Employers will be able to evade the Test and leave many workers worse off.
Major loopholes include:
It does not apply to existing workers on AWA individual contracts. This means that 300,000 workers on AWA individual contracts registered under the new IR laws will not get back penalty rates, shift and overtime loadings, public holidays and public holiday pay, rest breaks, annual leave loadings, allowances, and incentives and bonuses that have been lost under the new laws.
It does not ensure that workers receive fair pay rises. Pay rises are not included in the ‘Fairness Test’ — only award conditions. Government data shows that one in three (33.9%) AWAs provide no wage rise for the life of the contracts — some for up to five years — and a further 42.1% of AWAs only offer a wage rise that is dependent on various criteria being met. This leaves three quarters of AWAs without any guaranteed pay rise — a situation that will not alter.
It does not ensure workers receive financial compensation for the loss of award conditions. The ‘Fairness Test’ will allow employers to trade-off penalty rates, overtime and other award conditions for ‘non-monetary compensation’. This will allow employers, as it has in the past under the previous so-called ‘no disadvantage test’, to give workers free pizzas or videos or potentially tips in exchange for the loss of entitlements. Even the ability of working parents to work night shift could be regarded as an example of ‘flexibility’ that would constitute ‘non-monetary compensation’ for the loss of penalty rates.

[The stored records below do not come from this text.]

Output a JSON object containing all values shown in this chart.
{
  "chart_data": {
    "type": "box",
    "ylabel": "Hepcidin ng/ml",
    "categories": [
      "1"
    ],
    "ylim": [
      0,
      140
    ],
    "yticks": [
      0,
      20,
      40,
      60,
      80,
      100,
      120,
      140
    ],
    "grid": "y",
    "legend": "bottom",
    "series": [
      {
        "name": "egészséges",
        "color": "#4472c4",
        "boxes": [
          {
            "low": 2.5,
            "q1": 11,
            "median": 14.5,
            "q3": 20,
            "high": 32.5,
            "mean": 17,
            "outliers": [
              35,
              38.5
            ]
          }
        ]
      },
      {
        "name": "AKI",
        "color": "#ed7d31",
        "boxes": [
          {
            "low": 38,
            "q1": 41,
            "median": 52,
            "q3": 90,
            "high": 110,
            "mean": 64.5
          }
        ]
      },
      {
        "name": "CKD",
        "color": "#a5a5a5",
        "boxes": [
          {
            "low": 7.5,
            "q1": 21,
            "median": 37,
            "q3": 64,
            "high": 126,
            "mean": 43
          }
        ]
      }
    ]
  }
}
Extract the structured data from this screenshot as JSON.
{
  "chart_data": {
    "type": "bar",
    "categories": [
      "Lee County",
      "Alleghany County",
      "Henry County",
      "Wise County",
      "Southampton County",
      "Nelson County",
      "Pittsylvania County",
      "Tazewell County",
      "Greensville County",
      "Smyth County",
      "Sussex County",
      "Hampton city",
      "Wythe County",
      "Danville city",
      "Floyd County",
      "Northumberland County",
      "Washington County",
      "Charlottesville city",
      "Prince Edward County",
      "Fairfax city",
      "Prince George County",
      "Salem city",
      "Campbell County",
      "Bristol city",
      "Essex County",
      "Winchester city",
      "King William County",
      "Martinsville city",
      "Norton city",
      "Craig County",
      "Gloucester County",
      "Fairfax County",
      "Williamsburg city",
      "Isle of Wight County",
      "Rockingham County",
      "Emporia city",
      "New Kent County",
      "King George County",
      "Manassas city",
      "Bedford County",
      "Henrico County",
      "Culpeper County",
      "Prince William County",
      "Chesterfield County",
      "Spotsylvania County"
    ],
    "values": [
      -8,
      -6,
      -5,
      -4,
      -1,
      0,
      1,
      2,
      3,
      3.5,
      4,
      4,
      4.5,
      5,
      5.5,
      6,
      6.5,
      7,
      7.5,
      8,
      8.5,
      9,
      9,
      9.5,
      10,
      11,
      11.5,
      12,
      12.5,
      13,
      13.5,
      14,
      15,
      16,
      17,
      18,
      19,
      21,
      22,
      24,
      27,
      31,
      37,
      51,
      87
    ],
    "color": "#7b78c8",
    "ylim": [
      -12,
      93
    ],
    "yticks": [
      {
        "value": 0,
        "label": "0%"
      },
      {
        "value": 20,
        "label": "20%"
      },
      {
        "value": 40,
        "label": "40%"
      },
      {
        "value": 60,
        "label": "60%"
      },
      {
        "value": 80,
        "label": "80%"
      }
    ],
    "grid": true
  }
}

Young people, unemployed people, sole parents and disabled people wanting work are not protected. Employers are given a broad exemption from providing compensation for the loss of award conditions on the basis of ‘other factors’ such as the ‘specific employment circumstances or opportunities of the employee’.

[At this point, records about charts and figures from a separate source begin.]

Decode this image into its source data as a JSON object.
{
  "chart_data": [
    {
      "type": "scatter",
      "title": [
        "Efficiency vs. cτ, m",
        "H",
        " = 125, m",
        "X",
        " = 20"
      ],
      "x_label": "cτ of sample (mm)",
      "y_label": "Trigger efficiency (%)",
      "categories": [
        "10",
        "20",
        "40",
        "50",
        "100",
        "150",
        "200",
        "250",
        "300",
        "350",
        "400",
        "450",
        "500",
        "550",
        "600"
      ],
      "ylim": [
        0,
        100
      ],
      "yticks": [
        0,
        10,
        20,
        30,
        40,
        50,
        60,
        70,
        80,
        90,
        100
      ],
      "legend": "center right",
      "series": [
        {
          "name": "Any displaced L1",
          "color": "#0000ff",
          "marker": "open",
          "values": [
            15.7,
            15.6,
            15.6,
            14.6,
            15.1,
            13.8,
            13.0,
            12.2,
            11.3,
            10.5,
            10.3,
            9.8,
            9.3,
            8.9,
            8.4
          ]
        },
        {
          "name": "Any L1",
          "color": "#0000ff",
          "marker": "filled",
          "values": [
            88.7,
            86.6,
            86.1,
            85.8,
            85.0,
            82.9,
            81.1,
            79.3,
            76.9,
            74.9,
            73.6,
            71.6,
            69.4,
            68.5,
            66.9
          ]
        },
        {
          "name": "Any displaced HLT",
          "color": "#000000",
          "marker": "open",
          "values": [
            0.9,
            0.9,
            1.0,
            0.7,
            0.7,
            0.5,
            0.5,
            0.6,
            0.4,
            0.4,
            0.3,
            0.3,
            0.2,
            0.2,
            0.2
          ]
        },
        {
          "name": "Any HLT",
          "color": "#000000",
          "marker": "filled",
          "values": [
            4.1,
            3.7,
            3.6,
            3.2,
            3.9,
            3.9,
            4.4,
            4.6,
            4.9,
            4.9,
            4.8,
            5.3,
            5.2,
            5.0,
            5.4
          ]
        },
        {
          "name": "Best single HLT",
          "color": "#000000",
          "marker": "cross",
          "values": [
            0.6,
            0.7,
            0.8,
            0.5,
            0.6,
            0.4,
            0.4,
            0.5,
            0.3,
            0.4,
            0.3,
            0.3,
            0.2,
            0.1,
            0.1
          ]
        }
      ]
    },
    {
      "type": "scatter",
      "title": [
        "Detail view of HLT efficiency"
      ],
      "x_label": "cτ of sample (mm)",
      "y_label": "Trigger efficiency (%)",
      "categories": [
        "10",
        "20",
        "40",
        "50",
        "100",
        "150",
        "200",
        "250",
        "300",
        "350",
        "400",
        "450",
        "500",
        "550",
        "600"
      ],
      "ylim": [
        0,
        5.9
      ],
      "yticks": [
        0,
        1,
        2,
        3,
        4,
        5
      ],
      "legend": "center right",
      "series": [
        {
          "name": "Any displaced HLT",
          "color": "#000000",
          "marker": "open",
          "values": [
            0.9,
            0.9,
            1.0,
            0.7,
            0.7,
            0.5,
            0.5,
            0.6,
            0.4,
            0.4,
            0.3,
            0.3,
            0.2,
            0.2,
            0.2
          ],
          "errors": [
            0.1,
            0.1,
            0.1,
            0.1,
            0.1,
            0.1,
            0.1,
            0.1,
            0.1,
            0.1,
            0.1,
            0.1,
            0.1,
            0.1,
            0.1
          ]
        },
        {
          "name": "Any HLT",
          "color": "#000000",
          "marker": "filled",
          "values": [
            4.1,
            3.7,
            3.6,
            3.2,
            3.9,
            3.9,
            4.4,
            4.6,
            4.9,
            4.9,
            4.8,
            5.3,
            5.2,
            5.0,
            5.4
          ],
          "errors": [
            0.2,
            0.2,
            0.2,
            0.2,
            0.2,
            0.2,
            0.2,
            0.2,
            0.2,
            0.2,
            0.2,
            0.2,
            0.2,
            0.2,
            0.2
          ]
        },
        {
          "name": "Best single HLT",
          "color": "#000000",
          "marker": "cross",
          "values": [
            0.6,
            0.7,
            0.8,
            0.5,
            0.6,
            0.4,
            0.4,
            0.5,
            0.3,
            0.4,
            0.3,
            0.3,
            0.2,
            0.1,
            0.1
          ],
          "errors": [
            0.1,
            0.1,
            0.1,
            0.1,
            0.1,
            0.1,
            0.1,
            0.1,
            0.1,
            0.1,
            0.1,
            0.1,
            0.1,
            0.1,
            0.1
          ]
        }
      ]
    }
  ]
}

Workers in a range of competitive industries are not protected. Employers are exempt from providing compensation for the loss of award conditions if they can show that to remain competitive in their industry they need to cut the pay and conditions of their workers.
Any employer that is in difficult ‘economic circumstances’ need not provide compensation. The new ‘Fairness Test’ has a catch-all loophole that allows the new Workplace Authority to take into account the employer’s ‘economic circumstances’ when determining compensation for the loss of award conditions.
Workers in regional and country areas are not protected under the ‘Fairness Test’. Employers can also seek an exemption from providing compensation for the loss of award conditions on the basis of their ‘location’. This will disadvantage workers in areas where job opportunities are low.
Workers on incomes over $75,000 a year are not protected. The Test provides a blanket exemption for employees on wages of $75,000 a year or more. ABS data shows this will exclude 1.2 million workers.
Redundancy pay and other key conditions are not protected. The Test does not apply to redundancy pay; Ceremonial leave; Leave to seek alternative employment; and preserved award matters such as long service leave, additional annual leave, sick leave, paid parental leave and so forth.
There is no obligation for employees to be contacted to verify employer’s claims. The new Workplace Authority can contact the employer or the employee or both to ascertain further information, eg what are the employees’ usual rostered hours. However there is no obligation to confirm information provided by the employer with the employee(s).